Didier Réault de reprendre la parole: «Le social est la première des politiques du département». Revient sur l’activité économique: «Quels moyens avons-nous pour pousser à la création de richesses? C’est participer aux investissements, travaux d’infrastructures, facilité la vie de ceux qui vivent ou viennent dans ce département. Et ensuite c’est notre capacité à mettre des crédits à la disposition de ceux qui sont privés d’emploi, par la formation, facilité l’accès à l’emploi; la capacité d’investissement dans le logement (…). Pour répondre à René Raimondi, il explique: «Dites-moi comment une collectivité peut prévoir des recettes, une vision des choses sur 6 ans avec un gouvernement qui change sans cesse ses programmes. C’est déjà du courage de le faire sur 3 ans. Il s’agit donc d’aller plus vite, plus fort et éviter d’aller dans le mur comme d’autres départements». Précisant: «Sur un budget de plus de 2 milliards plus de 1,3 milliard est affecté à la politique sociale. On revoit tout.
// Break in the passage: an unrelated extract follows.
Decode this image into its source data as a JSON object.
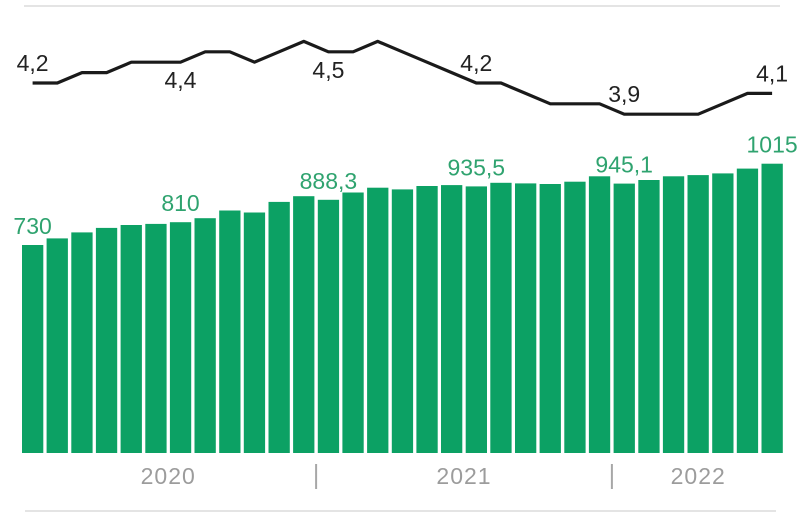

On évalue les politiques publiques qui sont appliquées depuis 50 ans avec objectivité et transparence. Nous assumons nos choix.»
La présidente Martine Vassal réagira aux quelques banderilles plantées à propos de sa communication. Ironise: «Je vois que cela a fait le buzz, c’est que la Com est bonne. Je tiens à vous rappeler que, Anne Hidalgo a fait pareil avec sa mairie». Expliquant cette action notamment par la mise en avant d’un changement de majorité. Et annonce que le budget Com «va baisser de 25% en 2016». Regrette que l’opposition« n’ait pas eu l’honnêteté de souligner aussi ce qui va dans le bon sens». «Nous voulons, affirme-t-elle, que le budget soit courageux et ambitieux». «Une majorité est élue sur son programme et peut-être, ajoute-t-elle nous faisons ce que nous disons». Revient sur «le succès des États-Généraux de Provence» forts de 6 000 contributions. Et d’insister: «Notre politique s’adresse à tout le monde et nous allons tendre la main aux classes moyennes».